Under the Egyptian-brokered accord -- the latest effort to end four weeks of fighting -- hostilities ceased at 8 a.m. local time. Hamas, the Islamist group that rules Gaza, has accepted the truce, spokesman Fawzi Barhoum said in an e-mail. Talks in Cairo, which Israel hasn’t yet joined, are exploring ways to seal a permanent agreement.
“Israel currently has no troops in Gaza,” army spokesman Lieutenant Colonel Peter Lerner said by phone. Soldiers will be sent to defensive positions, he said earlier.
While previous attempts to put in place a lasting cease- fire have failed as each side blamed the other for violations, Israel’s decision to move troops outside of Gaza may signal the fighting in the territory is winding down.

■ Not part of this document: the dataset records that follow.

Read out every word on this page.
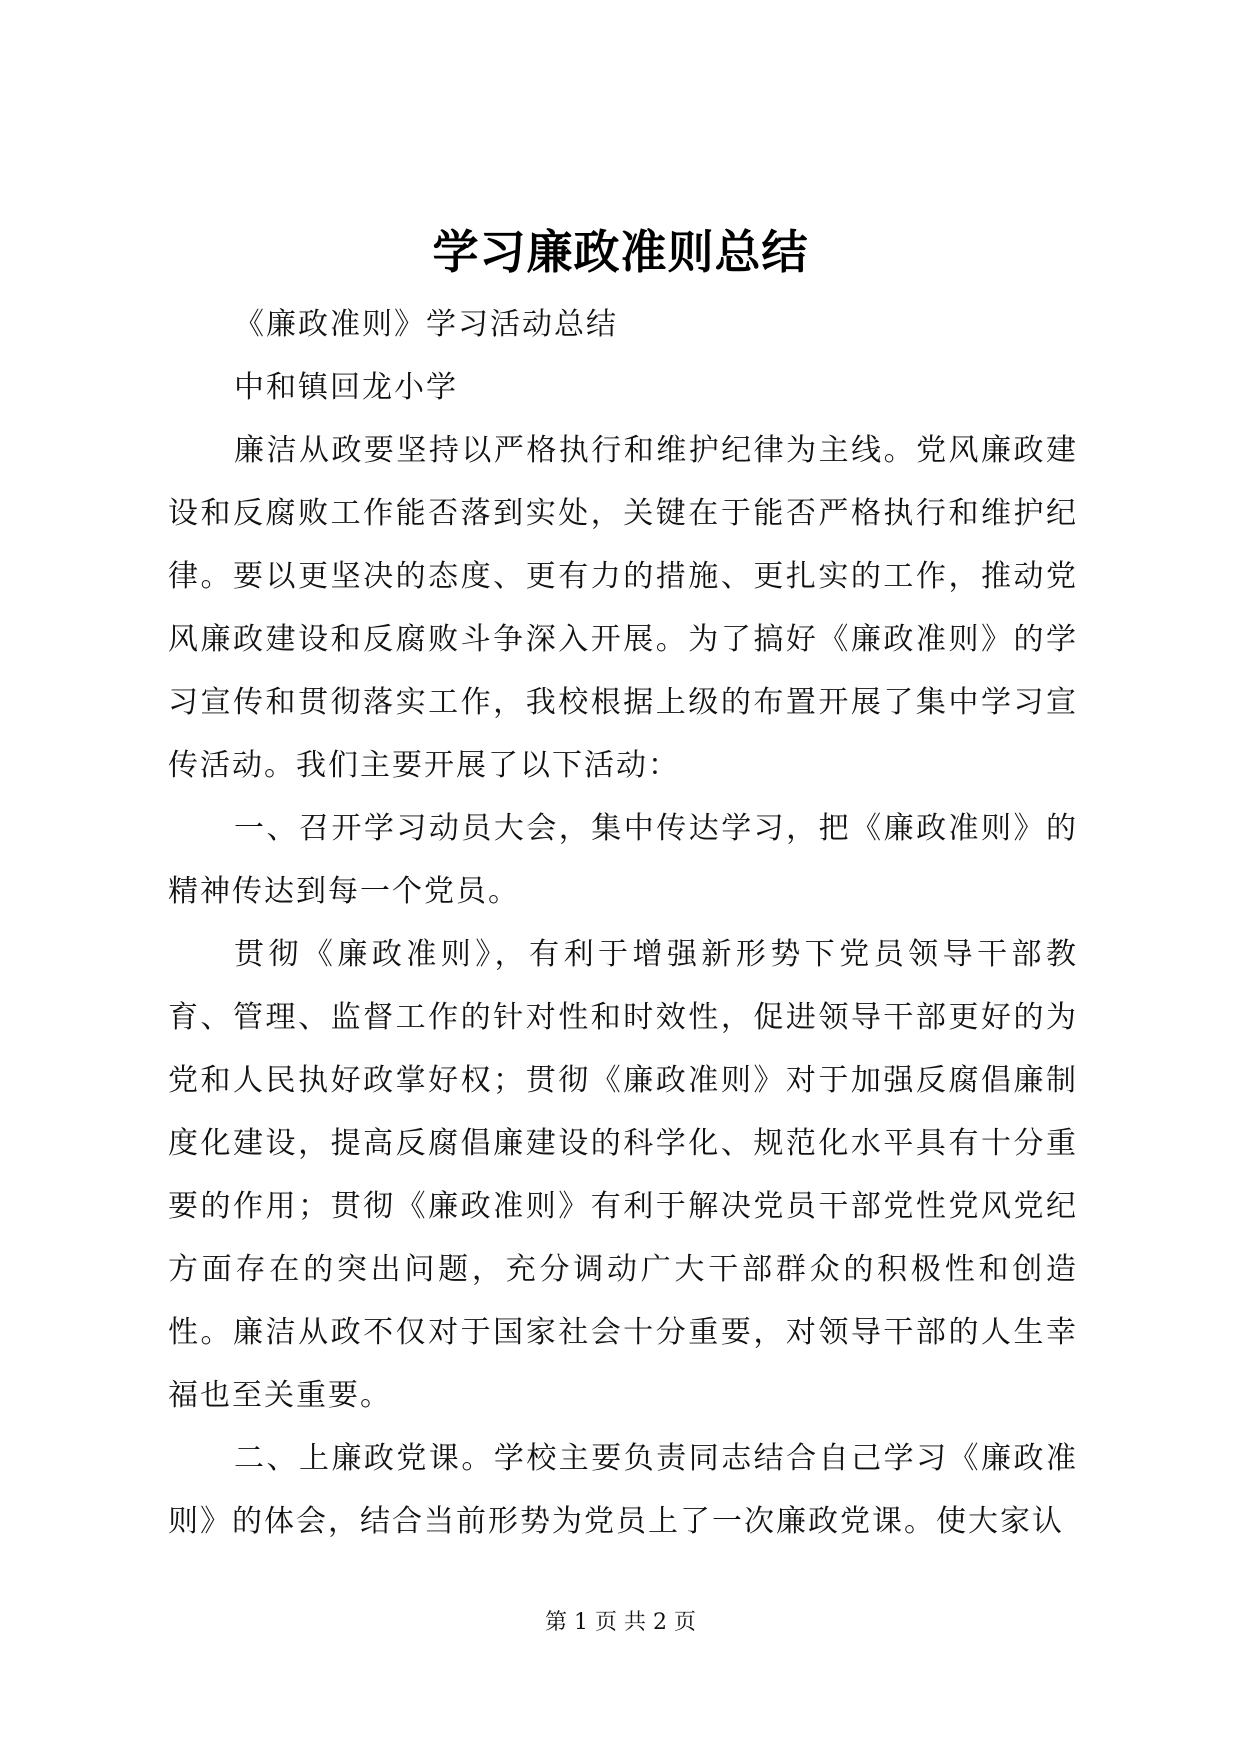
学习廉政准则总结

《廉政准则》学习活动总结

中和镇回龙小学

廉洁从政要坚持以严格执行和维护纪律为主线。党风廉政建设和反腐败工作能否落到实处，关键在于能否严格执行和维护纪律。要以更坚决的态度、更有力的措施、更扎实的工作，推动党风廉政建设和反腐败斗争深入开展。为了搞好《廉政准则》的学习宣传和贯彻落实工作，我校根据上级的布置开展了集中学习宣传活动。我们主要开展了以下活动：

一、召开学习动员大会，集中传达学习，把《廉政准则》的精神传达到每一个党员。

贯彻《廉政准则》，有利于增强新形势下党员领导干部教育、管理、监督工作的针对性和时效性，促进领导干部更好的为党和人民执好政掌好权；贯彻《廉政准则》对于加强反腐倡廉制度化建设，提高反腐倡廉建设的科学化、规范化水平具有十分重要的作用；贯彻《廉政准则》有利于解决党员干部党性党风党纪方面存在的突出问题，充分调动广大干部群众的积极性和创造性。廉洁从政不仅对于国家社会十分重要，对领导干部的人生幸福也至关重要。

二、上廉政党课。学校主要负责同志结合自己学习《廉政准则》的体会，结合当前形势为党员上了一次廉政党课。使大家认

第 1 页 共 2 页
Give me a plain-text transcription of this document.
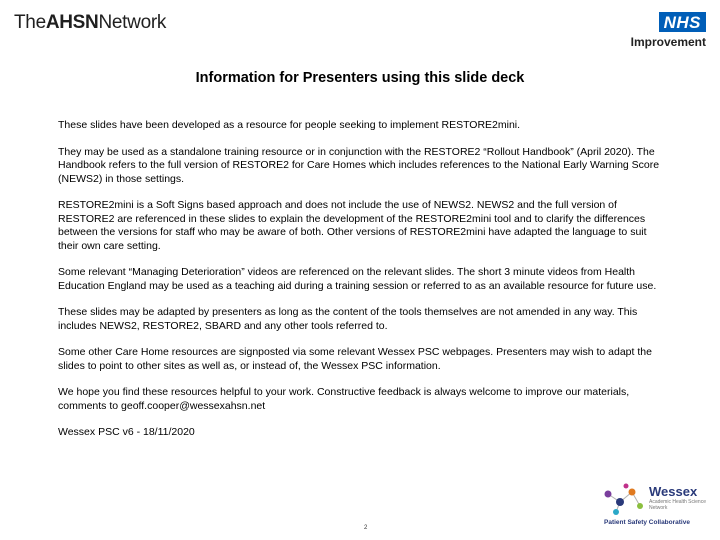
TheAHSNNetwork	NHS
Improvement
Information for Presenters using this slide deck

These slides have been developed as a resource for people seeking to implement RESTORE2mini.

They may be used as a standalone training resource or in conjunction with the RESTORE2 “Rollout Handbook” (April 2020). The Handbook refers to the full version of RESTORE2 for Care Homes which includes references to the National Early Warning Score (NEWS2) in those settings.

RESTORE2mini is a Soft Signs based approach and does not include the use of NEWS2. NEWS2 and the full version of RESTORE2 are referenced in these slides to explain the development of the RESTORE2mini tool and to clarify the differences between the versions for staff who may be aware of both. Other versions of RESTORE2mini have adapted the language to suit their own care setting.

Some relevant “Managing Deterioration” videos are referenced on the relevant slides. The short 3 minute videos from Health Education England may be used as a teaching aid during a training session or referred to as an available resource for future use.

These slides may be adapted by presenters as long as the content of the tools themselves are not amended in any way. This includes NEWS2, RESTORE2, SBARD and any other tools referred to.

Some other Care Home resources are signposted via some relevant Wessex PSC webpages. Presenters may wish to adapt the slides to point to other sites as well as, or instead of, the Wessex PSC information.

We hope you find these resources helpful to your work. Constructive feedback is always welcome to improve our materials, comments to geoff.cooper@wessexahsn.net

Wessex PSC v6 - 18/11/2020

2
Wessex
Academic Health Science Network
Patient Safety Collaborative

The Gaza offensive, which Israel said was intended to end rocket attacks on the Jewish state and demolish the tunnels, has been the deadliest in the territory since Israeli settlers and soldiers left in 2005. At least 1,868 Palestinians have been killed, the majority of them civilians, according to Gaza Health Ministry spokesman Ashraf al-Qedra. Sixty-seven people have been killed on the Israeli side, 64 of them soldiers.
In Gaza, people displaced by fighting began to return to their homes, many of which have been destroyed since the conflict intensified on July 8. People in southern Gaza sorted through rubble for furniture or other belongings. Fishermen headed out to sea off Gaza City, while cars returned to streets that had been largely deserted of traffic during the offensive. Banks in the territory were expected to open, Israel Radio reported.
Since the Israeli operation began, Israel’s army, air force and navy has hit more than 4,800 targets in the seaside strip, according to the military. Hamas and other Gaza militant groups have fired more than 3,300 rockets at Israeli towns and cities and have staged armed raids against Israel through tunnels and by sea.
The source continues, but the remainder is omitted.